That's the hope of a group of citizens seeking to put a "clean elections" initiative on the 2008 general election ballot. The idea is that candidates who refuse private campaign contributions receive government money for their campaigns. Bipartisan teams of lawmakers introduced similar legislation in Alaska's House and Senate earlier this month.
If you're horrified at the thought of flushing the public's money down the toilet of electoral politics, you're probably not alone. But it's time for change if we want to wrest our government from the VECOs of the world - or name your poison: the Sierra Clubs, the Princess Cruises, the labor unions, etc.
When people give us large sums of money, it is human nature to feel some debt to them. That can translate, in the case of the most scrupulous legislators, to no more than a respectful ear when a contributor wants to talk. In the case of less principled elected officials, it can render a public official hopelessly compromised.
"I don't want to owe anybody anything," Arizona Rep. Doug Quelland, a Republican and participant in his state's clean elections program, said on an October 2006 public affairs program. "I don't want to have to have the special interests. I just want to do it and not be beholden to anybody."
Government-financed elections remove from candidates the dual burden of fundraising and the insidious sense of obligation that inevitably follows. And the public can have more faith that our elected officials are truly working for us.
Public financing also levels the playing field for political newcomers and third-party candidates. Incumbents usually raise more campaign contributions than their challengers, as they are better known and are perceived as likely winners.
Here's how the clean elections proposal works: An individual wishing to run for the state House as a clean elections candidate must collect 200 signatures and $5 from each signer. For the Senate, the number of signers and $5 contributions is 400; it's 1,500 for lieutenant governor and 3,000 for governor.
The $5 may seem like an oddity, but other states with clean elections laws have found the requirement cuts down on the number of yahoos running just because they can claim government money.

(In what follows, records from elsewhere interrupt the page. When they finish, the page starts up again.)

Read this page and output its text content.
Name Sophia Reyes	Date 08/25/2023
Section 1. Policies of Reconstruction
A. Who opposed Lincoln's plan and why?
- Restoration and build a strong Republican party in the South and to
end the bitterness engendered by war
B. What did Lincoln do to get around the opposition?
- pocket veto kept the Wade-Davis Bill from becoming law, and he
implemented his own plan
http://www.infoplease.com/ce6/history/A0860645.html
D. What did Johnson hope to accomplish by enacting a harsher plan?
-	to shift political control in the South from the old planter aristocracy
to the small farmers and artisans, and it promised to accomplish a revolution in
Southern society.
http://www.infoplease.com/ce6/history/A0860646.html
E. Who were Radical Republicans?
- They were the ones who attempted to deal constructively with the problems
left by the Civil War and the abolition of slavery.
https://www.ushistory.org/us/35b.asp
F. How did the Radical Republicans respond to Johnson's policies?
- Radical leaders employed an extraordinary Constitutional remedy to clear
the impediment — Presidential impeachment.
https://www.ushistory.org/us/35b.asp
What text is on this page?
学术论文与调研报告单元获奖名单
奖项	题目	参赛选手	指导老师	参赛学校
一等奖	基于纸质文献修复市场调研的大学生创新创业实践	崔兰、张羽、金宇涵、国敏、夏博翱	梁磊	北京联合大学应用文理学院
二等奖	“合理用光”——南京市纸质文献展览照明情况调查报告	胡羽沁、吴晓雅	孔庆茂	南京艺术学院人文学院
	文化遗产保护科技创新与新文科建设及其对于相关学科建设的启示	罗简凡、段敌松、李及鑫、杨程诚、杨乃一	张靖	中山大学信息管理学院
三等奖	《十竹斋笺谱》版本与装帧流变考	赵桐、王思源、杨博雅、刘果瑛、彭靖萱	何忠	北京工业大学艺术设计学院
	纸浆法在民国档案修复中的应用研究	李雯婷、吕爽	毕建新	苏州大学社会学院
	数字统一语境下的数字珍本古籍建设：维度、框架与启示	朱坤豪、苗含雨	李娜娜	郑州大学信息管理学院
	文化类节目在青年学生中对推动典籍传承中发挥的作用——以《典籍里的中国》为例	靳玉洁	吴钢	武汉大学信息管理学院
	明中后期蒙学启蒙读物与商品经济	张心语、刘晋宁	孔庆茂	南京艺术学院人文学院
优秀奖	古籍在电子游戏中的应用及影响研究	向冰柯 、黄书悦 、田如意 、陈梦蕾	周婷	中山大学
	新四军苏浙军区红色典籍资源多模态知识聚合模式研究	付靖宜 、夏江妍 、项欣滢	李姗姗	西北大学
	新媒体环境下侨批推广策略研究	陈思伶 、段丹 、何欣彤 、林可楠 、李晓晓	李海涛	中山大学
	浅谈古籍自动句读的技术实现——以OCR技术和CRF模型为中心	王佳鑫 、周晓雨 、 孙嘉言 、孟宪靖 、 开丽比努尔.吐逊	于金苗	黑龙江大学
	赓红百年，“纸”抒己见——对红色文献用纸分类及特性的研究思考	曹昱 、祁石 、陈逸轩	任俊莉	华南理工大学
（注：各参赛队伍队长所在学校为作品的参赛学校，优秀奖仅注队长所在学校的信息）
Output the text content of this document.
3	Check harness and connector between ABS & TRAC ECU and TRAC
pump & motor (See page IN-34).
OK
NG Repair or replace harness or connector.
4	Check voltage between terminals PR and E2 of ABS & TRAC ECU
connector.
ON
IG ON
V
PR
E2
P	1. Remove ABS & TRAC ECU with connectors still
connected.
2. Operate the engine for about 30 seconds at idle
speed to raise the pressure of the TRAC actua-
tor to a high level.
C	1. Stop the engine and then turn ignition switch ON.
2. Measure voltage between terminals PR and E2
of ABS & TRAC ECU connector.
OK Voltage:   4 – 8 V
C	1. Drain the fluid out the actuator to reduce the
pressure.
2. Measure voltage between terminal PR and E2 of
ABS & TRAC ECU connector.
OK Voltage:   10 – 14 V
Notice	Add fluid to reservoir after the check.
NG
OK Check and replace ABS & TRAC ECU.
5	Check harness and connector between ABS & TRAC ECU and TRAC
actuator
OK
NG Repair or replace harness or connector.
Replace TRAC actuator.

Individuals certified as clean elections candidates in a House race receive $16,000 for the primary election campaign and another $24,000 for the general election. The figures are higher for Senate and statewide races. Candidates may collect an additional 10 percent from political parties.
Running as a clean elections candidate is optional, but there is an incentive to do so. If a non-clean-elections candidate raises more than his or her clean elections opponent receives from the state, the state will provide the clean elections candidate money to match the opponent's collections - up to three times the initial clean elections disbursement.
Six states have clean elections laws. In Arizona and Maine, the states with the most successful systems, more than 80 percent of candidates opt for public financing. More importantly, observers say the influence of lobbyists and special interests is diminishing.
The program is expected to cost $6 million a year in Alaska. It's not cheap, but consider that the recently approved state capital budget includes more than $250 million for legislators' pet projects. I suspect everyone in the state could find $6 million somewhere they didn't like. And maybe, just maybe, some of that spending would drop off if lawmakers didn't have to think about where their next campaign contribution will come from.
It's said that the price of liberty is eternal vigilance. I would add that there's also a cash component-if we want our elected officials to work for the public. We shouldn't have special interests and big businesses bankrolling their campaigns.